J’ai transmis le goût des rafales, des vents qui forcissent, qui secouent portes et fenêtres. Qui chantent et parfois braillent dans la cheminée. De ceux qui murmurent tout au long des jours et des nuits. Parfois glacials ou chauds, brûlants et secs. Énervants complices des insomnies.

Certains, au matin abandonnent sur le sol une pellicule de poussière fine venue avec eux du désert.

Ils amènent la pluie, chassent les nuages. Installent une toile bleue ou de grandes balles de cumulus noirs gris bleus blancs.

J’aime le vent.

Les Noroît, Nordet, Blizzard, Bise, Foehn, Autant, Vent du Midi, Marin, Sirocco, Alizé, Harmatan, Levant, et puis ce Vendaval qui souffle dans une ruelle qui porte son nom dans un village andalou qui m’est cher.

Je ne parle ici que de ceux que j’ai écouté de vive voix. Les autres, je ferme les yeux, les imagine.

Le dernier en date nous a ébouriffé les yeux pendant 5 jours durant. Il se calmait à peine la nuit, et reprenait sa sarabande au lever du soleil.

Le Mistral, c’est son nom, balayait la Camargue de fond en comble. Des pointes à 120 km/h.

Le sable volait à l’horizontal, sculptant à son passage d’étranges paysages sur les plages quasi désertes.

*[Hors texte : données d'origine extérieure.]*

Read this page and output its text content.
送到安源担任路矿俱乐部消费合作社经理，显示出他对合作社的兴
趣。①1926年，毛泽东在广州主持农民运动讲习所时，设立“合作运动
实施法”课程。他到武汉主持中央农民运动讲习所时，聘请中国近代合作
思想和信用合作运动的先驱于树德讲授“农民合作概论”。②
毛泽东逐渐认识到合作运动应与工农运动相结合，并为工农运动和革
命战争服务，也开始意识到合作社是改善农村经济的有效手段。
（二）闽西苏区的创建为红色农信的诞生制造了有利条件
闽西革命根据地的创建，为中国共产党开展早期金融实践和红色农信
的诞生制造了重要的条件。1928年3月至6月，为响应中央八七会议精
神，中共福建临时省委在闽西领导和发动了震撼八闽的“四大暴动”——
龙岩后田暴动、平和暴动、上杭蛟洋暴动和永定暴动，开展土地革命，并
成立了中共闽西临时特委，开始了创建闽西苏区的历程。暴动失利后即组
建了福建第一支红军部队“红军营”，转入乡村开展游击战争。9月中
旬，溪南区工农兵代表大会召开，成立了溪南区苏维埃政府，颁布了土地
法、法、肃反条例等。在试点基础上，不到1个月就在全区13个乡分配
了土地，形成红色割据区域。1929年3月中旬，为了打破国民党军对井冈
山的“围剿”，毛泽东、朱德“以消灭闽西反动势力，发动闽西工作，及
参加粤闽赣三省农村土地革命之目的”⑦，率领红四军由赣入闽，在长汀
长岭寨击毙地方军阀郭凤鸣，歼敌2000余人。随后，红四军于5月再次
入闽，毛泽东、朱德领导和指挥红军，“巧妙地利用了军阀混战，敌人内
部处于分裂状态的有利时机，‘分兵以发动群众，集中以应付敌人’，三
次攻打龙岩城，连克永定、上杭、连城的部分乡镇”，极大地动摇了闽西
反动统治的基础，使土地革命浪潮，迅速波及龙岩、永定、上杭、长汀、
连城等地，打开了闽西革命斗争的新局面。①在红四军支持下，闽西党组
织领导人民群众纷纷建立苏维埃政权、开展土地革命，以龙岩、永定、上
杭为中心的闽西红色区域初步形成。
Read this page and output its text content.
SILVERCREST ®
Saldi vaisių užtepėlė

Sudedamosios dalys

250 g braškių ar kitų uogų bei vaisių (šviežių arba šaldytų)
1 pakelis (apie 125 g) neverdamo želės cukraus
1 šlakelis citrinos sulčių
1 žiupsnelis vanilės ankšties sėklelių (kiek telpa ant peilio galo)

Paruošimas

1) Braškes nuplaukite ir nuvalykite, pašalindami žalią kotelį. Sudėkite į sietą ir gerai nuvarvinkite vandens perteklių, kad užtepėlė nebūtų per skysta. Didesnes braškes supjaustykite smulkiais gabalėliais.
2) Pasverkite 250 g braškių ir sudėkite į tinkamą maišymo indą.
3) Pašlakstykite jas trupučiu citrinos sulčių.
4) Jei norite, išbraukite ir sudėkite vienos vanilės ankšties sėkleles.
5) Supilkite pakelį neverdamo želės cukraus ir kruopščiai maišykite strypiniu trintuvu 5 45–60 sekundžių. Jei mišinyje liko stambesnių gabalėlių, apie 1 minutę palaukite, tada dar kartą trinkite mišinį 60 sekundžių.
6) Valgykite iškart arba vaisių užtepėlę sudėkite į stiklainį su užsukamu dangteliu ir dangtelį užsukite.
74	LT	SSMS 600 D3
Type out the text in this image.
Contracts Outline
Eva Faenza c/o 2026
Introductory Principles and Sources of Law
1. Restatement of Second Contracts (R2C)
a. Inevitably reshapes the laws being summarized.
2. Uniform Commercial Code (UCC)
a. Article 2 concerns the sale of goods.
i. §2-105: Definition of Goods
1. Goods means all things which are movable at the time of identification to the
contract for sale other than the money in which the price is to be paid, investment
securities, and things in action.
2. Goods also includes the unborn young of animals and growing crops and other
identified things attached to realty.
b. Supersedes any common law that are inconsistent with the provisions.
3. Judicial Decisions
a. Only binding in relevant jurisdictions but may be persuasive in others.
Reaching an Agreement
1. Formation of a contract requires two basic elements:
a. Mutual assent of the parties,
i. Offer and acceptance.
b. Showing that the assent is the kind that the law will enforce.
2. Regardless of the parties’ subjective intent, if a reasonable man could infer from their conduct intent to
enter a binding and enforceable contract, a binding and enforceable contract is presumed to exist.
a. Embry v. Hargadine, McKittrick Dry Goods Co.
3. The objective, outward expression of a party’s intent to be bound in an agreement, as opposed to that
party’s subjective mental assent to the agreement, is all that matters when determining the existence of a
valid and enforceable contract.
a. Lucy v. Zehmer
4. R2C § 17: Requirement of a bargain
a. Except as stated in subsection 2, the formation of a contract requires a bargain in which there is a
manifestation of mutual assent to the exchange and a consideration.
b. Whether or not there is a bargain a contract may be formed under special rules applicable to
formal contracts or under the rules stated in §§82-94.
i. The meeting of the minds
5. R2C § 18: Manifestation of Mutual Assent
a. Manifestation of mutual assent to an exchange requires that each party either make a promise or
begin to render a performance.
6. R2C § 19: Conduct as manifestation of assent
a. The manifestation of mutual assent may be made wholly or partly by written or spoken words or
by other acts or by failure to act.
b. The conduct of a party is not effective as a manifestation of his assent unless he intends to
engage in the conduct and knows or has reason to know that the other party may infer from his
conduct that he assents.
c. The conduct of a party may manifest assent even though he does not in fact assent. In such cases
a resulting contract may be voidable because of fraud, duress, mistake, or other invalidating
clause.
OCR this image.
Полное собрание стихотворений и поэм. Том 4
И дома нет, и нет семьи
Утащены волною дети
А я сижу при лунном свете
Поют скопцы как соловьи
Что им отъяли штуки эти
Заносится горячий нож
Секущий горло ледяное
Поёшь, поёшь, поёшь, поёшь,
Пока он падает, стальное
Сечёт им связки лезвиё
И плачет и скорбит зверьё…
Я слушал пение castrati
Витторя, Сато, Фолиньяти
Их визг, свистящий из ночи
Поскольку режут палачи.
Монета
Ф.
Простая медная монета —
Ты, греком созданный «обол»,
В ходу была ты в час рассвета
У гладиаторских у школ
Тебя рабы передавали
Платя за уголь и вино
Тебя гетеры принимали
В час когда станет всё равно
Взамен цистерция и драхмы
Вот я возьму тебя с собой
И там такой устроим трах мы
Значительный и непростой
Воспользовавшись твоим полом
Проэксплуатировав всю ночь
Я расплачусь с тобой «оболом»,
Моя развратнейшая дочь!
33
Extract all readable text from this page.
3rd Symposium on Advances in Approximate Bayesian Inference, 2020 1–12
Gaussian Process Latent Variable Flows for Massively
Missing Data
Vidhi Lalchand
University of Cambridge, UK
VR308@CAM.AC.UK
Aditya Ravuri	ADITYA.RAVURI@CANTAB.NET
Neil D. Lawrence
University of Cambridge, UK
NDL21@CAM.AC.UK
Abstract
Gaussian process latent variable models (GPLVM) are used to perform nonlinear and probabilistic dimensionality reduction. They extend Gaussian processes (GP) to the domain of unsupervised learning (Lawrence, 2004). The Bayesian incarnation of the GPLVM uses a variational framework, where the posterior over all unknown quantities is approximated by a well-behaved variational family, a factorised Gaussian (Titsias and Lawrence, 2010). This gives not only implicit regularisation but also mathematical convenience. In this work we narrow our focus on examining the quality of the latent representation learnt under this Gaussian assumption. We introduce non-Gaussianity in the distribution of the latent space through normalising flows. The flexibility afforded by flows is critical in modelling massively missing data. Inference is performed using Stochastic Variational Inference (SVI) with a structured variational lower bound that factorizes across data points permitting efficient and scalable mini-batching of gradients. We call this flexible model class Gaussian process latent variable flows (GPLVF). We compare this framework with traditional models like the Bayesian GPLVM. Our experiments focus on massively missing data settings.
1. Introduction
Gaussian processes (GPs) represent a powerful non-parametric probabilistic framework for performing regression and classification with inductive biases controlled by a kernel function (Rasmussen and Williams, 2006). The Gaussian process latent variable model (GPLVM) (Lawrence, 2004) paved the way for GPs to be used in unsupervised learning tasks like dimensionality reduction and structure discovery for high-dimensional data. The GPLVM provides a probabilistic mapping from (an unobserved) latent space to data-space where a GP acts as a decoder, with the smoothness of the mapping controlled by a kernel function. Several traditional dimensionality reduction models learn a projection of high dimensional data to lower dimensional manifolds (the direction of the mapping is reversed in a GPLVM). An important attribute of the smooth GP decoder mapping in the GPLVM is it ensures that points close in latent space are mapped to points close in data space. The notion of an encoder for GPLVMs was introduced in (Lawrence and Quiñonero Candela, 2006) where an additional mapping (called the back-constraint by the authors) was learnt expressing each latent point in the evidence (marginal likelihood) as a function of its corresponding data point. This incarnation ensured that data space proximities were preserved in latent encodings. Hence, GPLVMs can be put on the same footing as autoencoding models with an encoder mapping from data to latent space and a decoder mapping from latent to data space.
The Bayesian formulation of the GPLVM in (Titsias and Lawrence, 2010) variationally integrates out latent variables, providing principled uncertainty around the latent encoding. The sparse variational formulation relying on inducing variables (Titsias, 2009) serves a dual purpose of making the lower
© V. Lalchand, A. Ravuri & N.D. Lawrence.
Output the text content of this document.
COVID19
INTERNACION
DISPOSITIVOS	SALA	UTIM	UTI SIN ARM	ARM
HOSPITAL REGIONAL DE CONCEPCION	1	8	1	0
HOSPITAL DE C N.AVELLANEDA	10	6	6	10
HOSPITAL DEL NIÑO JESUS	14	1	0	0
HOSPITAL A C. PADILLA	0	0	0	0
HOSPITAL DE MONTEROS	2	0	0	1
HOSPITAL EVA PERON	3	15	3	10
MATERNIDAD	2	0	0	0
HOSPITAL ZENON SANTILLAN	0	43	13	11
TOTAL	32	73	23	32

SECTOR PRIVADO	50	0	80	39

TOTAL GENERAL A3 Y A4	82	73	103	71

Les planches volantes criblaient l’horizon de leurs voiles colorées.

Des vols de flamants roses traversaient le paysage en cancanant passant d’un étang à un marais.

Une pêcheuse à la telline, échevelée, raclait un fond là où les vagues viennent lécher le sable.

Ce petit coquillage ne semblait pas au rendez-vous. Elle riait aux éclats sous la poussée des rouleaux.

Devant cette scène, un air d’accordéon me revint d’une époque lointaine et bretonne. Le musicien jouait face à la mer. Le vent d’ouest envoyait les mélodies se balader au-delà des terres.

Zachary a embrayé son tempo venu des fonds des bayous. Nous étions au diapason.

Des marais, des étangs, des roubines ou canaux, des rigoles, des sansouires. Un monde où la terre semble surnager. Un monde sur lequel règne le vent.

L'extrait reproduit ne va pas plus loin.